In the Fall of 2007 we observed 470 new P3P policies created over a two month period. We found high rates of syntax errors among P3P policies, but much lower rates of critical errors that prevent a P3P user agent from interpreting them. We also found that most P3P policies have discrepancies with their natural language counterparts. Some of these discrepancies can be attributed to ambiguities, while others cause the two policies to have completely different meanings. Finally, we show that the privacy policies of P3P-enabled popular websites are similar to the privacy policies of popular websites that do not use P3P.

TAPPA

TAPPA (Toolkit for Automatic Privacy Policy Analysis) is a toolkit that aims to provide decision makers and policy analysts a quick snapshot of the state of privacy policies. It consists of both machine readable policies (P3P) and natural language policies. For a given policy, metadata are collected on these policies (such as top level domain, country of registration, website keywords, website traffic rank). Traditionally privacy policy analysis is a time consuming task (FTC 1998, FTC 2000). This toolkit aims to alleviate some of these burdens into automatic processing.

TAPPA Screen Shot

Figure 1 TAPPA Research Menu Screenshot

CPIG Study

In an attempt to bring privacy information to users earlier in their interaction with websites, AT&T Labs researchers developed a prototype "privacy-enhanced search engine" that annotates search results with P3P information. We extended this work to develop a more robust P3P search service called Privacy Finder. Privacy Finder employs a large policy cache so that users do not have to wait for P3P policies to be retrieved. We used this cache to study privacy policies.

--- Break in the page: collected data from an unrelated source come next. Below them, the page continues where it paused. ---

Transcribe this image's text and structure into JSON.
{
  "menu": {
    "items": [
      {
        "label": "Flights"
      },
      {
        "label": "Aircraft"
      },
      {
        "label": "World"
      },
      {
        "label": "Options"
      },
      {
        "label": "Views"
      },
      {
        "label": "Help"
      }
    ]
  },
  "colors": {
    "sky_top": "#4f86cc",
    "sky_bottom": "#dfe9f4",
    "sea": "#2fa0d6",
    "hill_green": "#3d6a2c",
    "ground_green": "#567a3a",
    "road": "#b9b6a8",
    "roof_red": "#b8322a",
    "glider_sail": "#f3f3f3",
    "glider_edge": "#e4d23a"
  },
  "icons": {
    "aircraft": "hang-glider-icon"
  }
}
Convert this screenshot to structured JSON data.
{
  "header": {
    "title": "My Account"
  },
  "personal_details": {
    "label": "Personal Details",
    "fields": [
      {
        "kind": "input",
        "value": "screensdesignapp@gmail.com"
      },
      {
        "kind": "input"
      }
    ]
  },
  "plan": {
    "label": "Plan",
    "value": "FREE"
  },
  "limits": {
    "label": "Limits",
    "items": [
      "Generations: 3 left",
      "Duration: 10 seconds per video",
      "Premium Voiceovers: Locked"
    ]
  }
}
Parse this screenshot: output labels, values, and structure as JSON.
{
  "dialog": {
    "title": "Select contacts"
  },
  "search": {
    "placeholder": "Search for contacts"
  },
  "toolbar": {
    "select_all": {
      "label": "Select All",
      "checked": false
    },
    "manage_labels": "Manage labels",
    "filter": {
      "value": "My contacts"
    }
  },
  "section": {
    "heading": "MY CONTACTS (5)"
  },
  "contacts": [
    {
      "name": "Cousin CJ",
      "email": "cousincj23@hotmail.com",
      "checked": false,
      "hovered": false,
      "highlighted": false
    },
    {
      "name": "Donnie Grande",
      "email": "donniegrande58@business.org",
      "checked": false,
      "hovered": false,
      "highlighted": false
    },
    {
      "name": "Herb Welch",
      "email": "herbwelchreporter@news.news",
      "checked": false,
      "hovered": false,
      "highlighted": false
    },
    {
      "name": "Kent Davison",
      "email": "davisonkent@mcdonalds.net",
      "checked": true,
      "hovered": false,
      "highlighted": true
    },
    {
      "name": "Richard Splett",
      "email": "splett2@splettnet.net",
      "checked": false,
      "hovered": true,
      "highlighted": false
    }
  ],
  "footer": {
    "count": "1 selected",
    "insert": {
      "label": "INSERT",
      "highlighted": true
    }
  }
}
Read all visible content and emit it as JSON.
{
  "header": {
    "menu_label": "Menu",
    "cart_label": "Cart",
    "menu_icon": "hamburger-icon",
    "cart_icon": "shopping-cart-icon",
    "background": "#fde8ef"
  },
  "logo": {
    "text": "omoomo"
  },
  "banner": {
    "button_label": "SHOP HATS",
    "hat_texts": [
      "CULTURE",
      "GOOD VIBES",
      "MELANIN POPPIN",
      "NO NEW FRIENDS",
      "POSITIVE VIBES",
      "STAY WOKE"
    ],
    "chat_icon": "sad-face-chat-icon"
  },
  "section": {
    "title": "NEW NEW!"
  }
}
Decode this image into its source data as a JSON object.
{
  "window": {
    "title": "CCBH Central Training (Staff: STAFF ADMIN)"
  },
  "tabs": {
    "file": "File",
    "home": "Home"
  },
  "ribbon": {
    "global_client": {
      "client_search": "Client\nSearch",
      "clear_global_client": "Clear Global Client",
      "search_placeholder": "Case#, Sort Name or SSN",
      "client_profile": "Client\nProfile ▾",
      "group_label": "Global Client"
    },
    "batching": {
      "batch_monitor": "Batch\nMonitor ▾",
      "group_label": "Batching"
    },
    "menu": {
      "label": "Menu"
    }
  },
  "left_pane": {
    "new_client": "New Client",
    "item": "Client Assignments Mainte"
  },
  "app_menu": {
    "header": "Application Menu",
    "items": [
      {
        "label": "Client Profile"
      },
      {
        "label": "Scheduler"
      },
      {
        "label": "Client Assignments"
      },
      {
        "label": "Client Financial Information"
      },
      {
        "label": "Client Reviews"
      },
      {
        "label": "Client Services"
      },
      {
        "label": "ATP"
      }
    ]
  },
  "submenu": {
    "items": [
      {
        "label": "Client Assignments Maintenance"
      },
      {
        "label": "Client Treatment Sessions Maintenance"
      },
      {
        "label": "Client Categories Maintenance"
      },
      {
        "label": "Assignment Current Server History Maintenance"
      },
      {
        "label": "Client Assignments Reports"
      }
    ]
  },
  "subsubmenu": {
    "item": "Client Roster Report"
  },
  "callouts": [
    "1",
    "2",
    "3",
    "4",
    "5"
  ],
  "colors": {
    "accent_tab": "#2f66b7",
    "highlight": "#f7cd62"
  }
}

While roughly ten percent of all sites studied have deployed P3P, more than twice as many e-commerce sites have deployed P3P. In addition, P3P deployment rates are highest among the most popular websites and those most frequently returned in search results. We have also shown that P3P adoption is increasing, although at a slow pace in most sectors. However, deployment of P3P by even a few additional very popular sites could substantially increase the frequency with which P3P-enabled hits are returned in search results.

Beyond examining P3P deployment rates, we have also examined privacy policy trends. We analyzed the content of P3P privacy policies from a variety of industries and found that privacy practices vary significantly across different types of websites. P3P facilitates the collection of data on a much larger number of privacy policies than would be otherwise feasible.

Finally, we explored the differences and similarities in privacy policies between sites that choose to post P3P policies and those that do not. We used TAPPA to code P3P policies for sites that did not provide them. Among the most popular websites, there is little difference between the privacy practices of sites with P3P policies and sites without P3P policies. We found some significant differences when we examined random sites; however, the large numbers of ambiguities in the natural language privacy policies that we coded limit our ability to draw conclusions from this analysis.

Error Study

We checked P3P policies for syntactic errors and examined their accuracy. We found large numbers of syntactic errors as well as numerous discrepancies between P3P policies and their natural language counterparts. Most of the syntactic errors were not critical to policy evaluation, and many of the discrepancies did not impact Privacy Finder’s evaluation of a policy. However, these errors do raise concerns about the reliability of both P3P policies and natural language privacy policies and highlight the need for better tools for authoring and managing both natural language and computer-readable privacy policies.